Mais on se trompe en mettant tout cela sur le même plan. On se trompe sur les implications très profondes de cette situation et cela pour deux raisons, l'une semble triviale l'autre est plus profonde.
D'abord parce qu'en Europe, le diptyque "alcool-porc" n'est pas qu'une simple partie mais bien, à côté du pain, la base même de l'alimentation, occupant à cet égard la même place que le maïs en Amérique et le riz en Asie.
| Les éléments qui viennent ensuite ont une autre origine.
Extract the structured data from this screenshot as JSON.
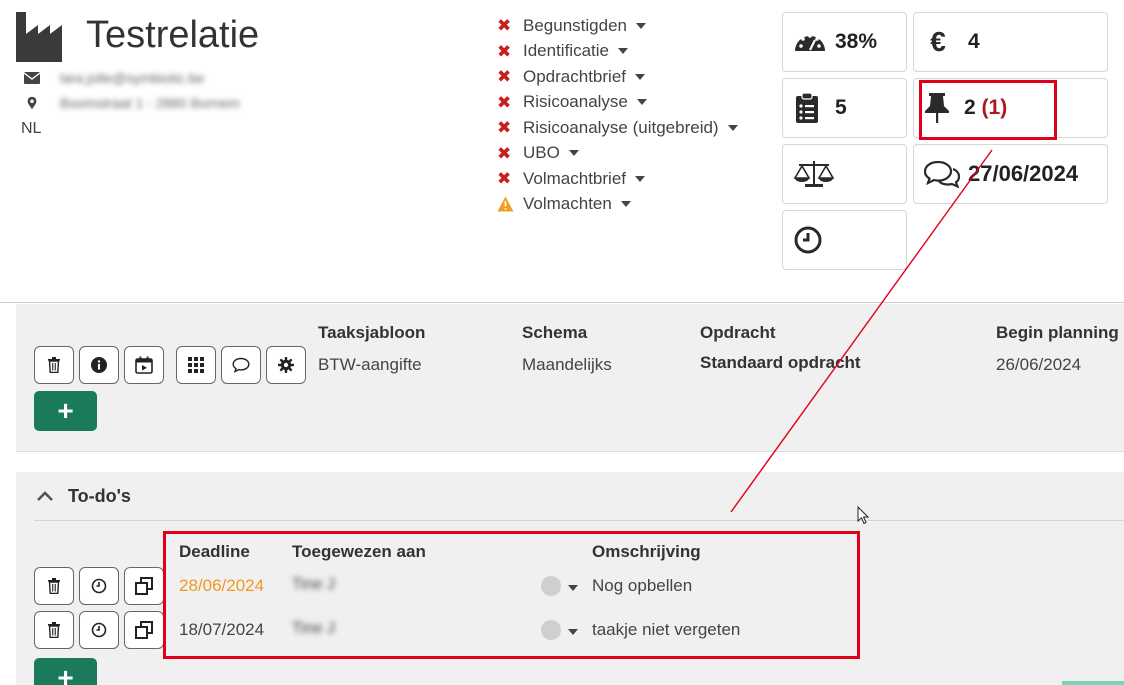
{
  "header": {
    "title": "Testrelatie",
    "email": "lara.jolle@symbiotic.be",
    "address": "Boomstraat 1 - 2880 Bornem",
    "country": "NL"
  },
  "statuses": [
    {
      "label": "Begunstigden",
      "state": "missing"
    },
    {
      "label": "Identificatie",
      "state": "missing"
    },
    {
      "label": "Opdrachtbrief",
      "state": "missing"
    },
    {
      "label": "Risicoanalyse",
      "state": "missing"
    },
    {
      "label": "Risicoanalyse (uitgebreid)",
      "state": "missing"
    },
    {
      "label": "UBO",
      "state": "missing"
    },
    {
      "label": "Volmachtbrief",
      "state": "missing"
    },
    {
      "label": "Volmachten",
      "state": "warning"
    }
  ],
  "tiles": {
    "progress": "38%",
    "euro": "4",
    "tasks": "5",
    "pins": "2",
    "pins_extra": "(1)",
    "date": "27/06/2024"
  },
  "task": {
    "headers": {
      "template": "Taaksjabloon",
      "schedule": "Schema",
      "assignment": "Opdracht",
      "begin": "Begin planning"
    },
    "template": "BTW-aangifte",
    "schedule": "Maandelijks",
    "assignment": "Standaard opdracht",
    "begin": "26/06/2024",
    "add_label": "+"
  },
  "todos": {
    "title": "To-do's",
    "headers": {
      "deadline": "Deadline",
      "assignee": "Toegewezen aan",
      "description": "Omschrijving"
    },
    "rows": [
      {
        "deadline": "28/06/2024",
        "assignee": "Tine J",
        "description": "Nog opbellen"
      },
      {
        "deadline": "18/07/2024",
        "assignee": "Tine J",
        "description": "taakje niet vergeten"
      }
    ],
    "add_label": "+"
  },
  "colors": {
    "accent_green": "#1b7a5a",
    "error_red": "#c81e1e",
    "warning": "#f0a020",
    "highlight": "#e0001b",
    "overdue": "#f09a22"
  }
}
La cerveza et le chorizo espagnols, la bier et la bratwurst allemandes, la beer et le bacon anglais, le verre de rouge et la tranche de jambon en France et en Italie sont pratiquement des incontournables de la gastronomie locale, et depuis longtemps déjà, ils sont au centre de nombreux processus de socialisation, à la campagne comme à la ville, dans les milieux populaires comme dans les classes les plus aisées. Refuser de les consommer, c'est l'une des façons les plus sûres qui soient pour se mettre ipso facto en dehors de ce cercle invisible qui sépare le "nous" des "autres". Voilà pourquoi cette question ne cesse et ne cessera de revenir sur le devant de la scène, car c'est une véritable lutte qui se joue, une bataille de tous les instants dont l'issue n'est rien d'autre que l'identité des populations concernées.
L'autre raison est que les non-musulmans ont bien compris une chose que les musulmans semblent souvent pour leur part continuer d'ignorer. Car dans ce : "je ne bois pas d'alcool merci", ou bien dans ce : "pas de viande pour moi", ils ne devinent pas que des appréciations personnelles sur la qualité gustatives des aliments ou des boissons en question, ils voient beaucoup plus. Ce qu'ils entendent c'est d'abord : "vous et moi appartenons à deux mondes différents" et même : "dans le mien Dieu existe et il a parlé par les prophètes, et Il nous a laissé une guidance. Dans le votre Dieu n'existe pas, ou bien est blasphémé et cette voie du déni et du blasphème vous mène droit vers l'enfer, vers le néant. Votre voie et la mienne, parfaitement antagonistes l'une à l'autre, seront en lutte jusqu'au jugement de Dieu". Voilà ce que son interlocuteur perçoit dans les paroles extérieurement "anodines" du musulman, même s'il le fait de façon parfois inconsciente, aussi on comprend aisément que cela ne le perturbe un tant soit peu, et que cela le gêne plus en tout cas que s'il s'était agît de simples jugements de goût.
On ne peut toutefois s'empêcher de penser qu'il s'agit-là d'un décret divin. Dieu a placé les musulmans dans une situation telle, que le simple fait de continuer d'être ce qu'ils sont constitue déjà un jihad, un effort et une épreuve en soi. Refuser cette épreuve c'est refuser l'Islam. Penser que les musulmans puisse vivre de façon pacifique dans un pays non-musulman, c'est certes louable et même réaliste. Mais penser que leurs relations puissent devenir harmonieuses, c'est faire preuve par contre de naïveté, pis, c'est ne rien avoir compris à ce qu'est l'Islam. Car lorsque le hadith du Prophète (sws) nous annonce "j'ai été envoyé pour combattre les gens jusqu'à ce qu'ils disent, il n'y a de dieu que Dieu", cela ne signifie pas qu'il nous exhorte à être en guerre de façon concrète et permanente, mais simplement qu'il nous contraint à ne jamais accepter que "tout soit mis sur le même plan" : la foi en Dieu et son absence, la fidélité à Dieu et l'infidélité. Or, en ces temps de relativisme généralisé et de lénification, ne pas accepter de mettre les choses sur le même plan, dans ses paroles et dans son comportement, c'est déjà s'être engagé dans un grand combat.